Human motion prediction has achieved a brilliant performance with the help of CNNs, which facilitates human-machine cooperation. However, currently, there is no work evaluating the potential risk in human motion prediction when facing adversarial attacks, which may cause danger in real applications. The adversarial attack will face two problems against human motion prediction: 1. For naturalness, pose data is highly related to the physical dynamics of human skeletons where Lp norm constraints cannot constrain the adversarial example well; 2. Unlike the pixel value in images, pose data is diverse at scale because of the different acquisition equipment and the data processing, which makes it hard to set fixed parameters to perform attacks. To solve the problems above, we propose a new adversarial attack method that perturbs the input human motion sequence by maximizing the prediction error with physical constraints. Specifically, we introduce a novel adaptable scheme that facilitates the attack to suit the scale of the target pose and two physical constraints to enhance the imperceptibility of the adversarial example. The evaluating experiments on three datasets show that the prediction errors of all target models are enlarged significantly, which means current convolution-based human motion prediction models can be easily disturbed under the proposed attack. The quantitative analysis shows that prior knowledge and semantic information modeling can be the key to the adversarial robustness of human motion predictors. The qualitative results indicate that the adversarial sample is hard to be noticed when compared frame by frame but is relatively easy to be detected when the sample is animated.
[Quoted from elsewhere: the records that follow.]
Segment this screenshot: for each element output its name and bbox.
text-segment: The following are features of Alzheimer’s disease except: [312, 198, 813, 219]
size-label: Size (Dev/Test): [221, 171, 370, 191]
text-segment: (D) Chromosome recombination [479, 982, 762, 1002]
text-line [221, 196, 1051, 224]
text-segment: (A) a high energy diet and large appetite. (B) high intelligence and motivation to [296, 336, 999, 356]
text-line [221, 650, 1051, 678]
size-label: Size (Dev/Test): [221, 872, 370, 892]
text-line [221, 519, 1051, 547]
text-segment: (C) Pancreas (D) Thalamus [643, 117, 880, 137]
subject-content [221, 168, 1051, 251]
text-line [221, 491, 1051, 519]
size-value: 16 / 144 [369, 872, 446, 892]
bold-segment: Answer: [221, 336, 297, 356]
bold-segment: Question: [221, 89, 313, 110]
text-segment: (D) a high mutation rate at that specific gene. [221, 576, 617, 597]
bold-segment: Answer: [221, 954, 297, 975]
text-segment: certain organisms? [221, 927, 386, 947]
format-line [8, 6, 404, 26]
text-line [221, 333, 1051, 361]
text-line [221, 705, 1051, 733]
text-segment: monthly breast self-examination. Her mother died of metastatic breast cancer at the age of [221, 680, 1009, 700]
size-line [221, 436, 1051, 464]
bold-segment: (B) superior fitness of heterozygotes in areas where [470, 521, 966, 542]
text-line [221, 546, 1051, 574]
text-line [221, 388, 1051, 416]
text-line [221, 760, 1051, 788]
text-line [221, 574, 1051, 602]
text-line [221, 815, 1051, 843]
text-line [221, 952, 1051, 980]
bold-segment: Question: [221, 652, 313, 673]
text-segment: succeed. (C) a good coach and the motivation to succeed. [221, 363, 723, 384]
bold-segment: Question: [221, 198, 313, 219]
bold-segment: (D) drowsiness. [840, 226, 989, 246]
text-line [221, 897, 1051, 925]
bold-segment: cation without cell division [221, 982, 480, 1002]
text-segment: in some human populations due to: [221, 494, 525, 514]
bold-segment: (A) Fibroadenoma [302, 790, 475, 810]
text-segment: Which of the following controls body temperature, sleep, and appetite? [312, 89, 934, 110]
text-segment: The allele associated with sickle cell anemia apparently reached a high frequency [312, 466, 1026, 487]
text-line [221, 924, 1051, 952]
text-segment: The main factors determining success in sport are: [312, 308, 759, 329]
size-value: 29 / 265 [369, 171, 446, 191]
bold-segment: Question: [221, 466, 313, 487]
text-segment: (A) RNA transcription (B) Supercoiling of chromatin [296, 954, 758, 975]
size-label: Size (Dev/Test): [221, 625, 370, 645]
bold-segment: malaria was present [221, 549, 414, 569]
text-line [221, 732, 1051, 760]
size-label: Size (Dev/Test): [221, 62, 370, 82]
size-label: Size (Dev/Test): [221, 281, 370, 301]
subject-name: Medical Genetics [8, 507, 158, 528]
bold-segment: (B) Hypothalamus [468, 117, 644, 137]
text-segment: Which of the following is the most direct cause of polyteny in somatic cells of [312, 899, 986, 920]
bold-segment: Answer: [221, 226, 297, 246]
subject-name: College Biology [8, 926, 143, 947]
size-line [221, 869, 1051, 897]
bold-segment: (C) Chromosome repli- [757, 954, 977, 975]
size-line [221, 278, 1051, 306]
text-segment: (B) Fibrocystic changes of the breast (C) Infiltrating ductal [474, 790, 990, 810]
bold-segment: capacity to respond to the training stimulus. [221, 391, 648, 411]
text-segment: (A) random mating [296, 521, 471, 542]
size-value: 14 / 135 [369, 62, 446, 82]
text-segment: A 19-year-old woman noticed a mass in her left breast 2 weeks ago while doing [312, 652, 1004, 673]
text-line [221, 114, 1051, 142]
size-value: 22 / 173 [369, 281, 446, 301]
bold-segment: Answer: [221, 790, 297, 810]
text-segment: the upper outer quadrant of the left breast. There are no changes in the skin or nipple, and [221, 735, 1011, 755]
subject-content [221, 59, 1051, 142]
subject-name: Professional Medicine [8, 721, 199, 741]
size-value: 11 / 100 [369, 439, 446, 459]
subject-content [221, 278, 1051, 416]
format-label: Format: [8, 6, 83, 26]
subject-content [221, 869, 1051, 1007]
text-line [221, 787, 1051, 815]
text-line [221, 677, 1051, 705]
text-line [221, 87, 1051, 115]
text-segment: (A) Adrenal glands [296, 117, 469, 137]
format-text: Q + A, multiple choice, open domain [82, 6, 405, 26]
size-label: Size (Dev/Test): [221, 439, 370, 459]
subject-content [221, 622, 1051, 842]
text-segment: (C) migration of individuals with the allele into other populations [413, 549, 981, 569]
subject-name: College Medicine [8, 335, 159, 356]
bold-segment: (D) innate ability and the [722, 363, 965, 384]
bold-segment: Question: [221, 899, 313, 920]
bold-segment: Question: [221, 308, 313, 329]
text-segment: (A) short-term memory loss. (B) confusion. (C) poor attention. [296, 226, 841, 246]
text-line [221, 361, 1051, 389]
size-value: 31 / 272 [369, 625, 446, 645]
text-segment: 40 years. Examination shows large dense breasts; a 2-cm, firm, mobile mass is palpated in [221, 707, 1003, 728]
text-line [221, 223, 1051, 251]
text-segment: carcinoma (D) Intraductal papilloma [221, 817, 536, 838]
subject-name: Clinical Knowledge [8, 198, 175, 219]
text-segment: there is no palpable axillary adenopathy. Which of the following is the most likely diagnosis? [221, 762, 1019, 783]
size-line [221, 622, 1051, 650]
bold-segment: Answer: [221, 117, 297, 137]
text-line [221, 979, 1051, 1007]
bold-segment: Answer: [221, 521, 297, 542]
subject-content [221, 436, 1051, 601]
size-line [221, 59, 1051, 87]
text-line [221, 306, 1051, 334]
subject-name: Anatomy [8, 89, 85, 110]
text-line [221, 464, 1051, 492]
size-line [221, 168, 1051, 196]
翻译：人体运动预测借助CNN取得了显著成效，促进了人机协作。然而，目前尚无研究评估人体运动预测在面临对抗攻击时的潜在风险，这可能在真实应用中引发危险。针对人体运动预测，对抗攻击将面临两个问题：1. 对于自然性而言，姿态数据与人体骨骼的物理动力学高度相关，此时Lp范数约束难以有效限制对抗样本；2. 与图像的像素值不同，由于采集设备和数据处理方式的差异，姿态数据在尺度上具有多样性，这导致难以设置固定参数进行攻击。为解决上述问题，我们提出了一种新的对抗攻击方法，通过最大化带有物理约束的预测误差来扰动输入的人体运动序列。具体而言，我们引入了一种新颖的自适应方案，使攻击能适应目标姿态的尺度，并引入两个物理约束增强对抗样本的不可感知性。在三个数据集上的评估实验表明，所有目标模型的预测误差均显著增大，这意味着当前基于卷积的人体运动预测模型在所提攻击下极易被干扰。定量分析显示，先验知识与语义信息建模可能是人体运动预测器对抗鲁棒性的关键因素。定性结果表明，逐帧对比时对抗样本难以察觉，但将样本动画化后则相对容易被检测。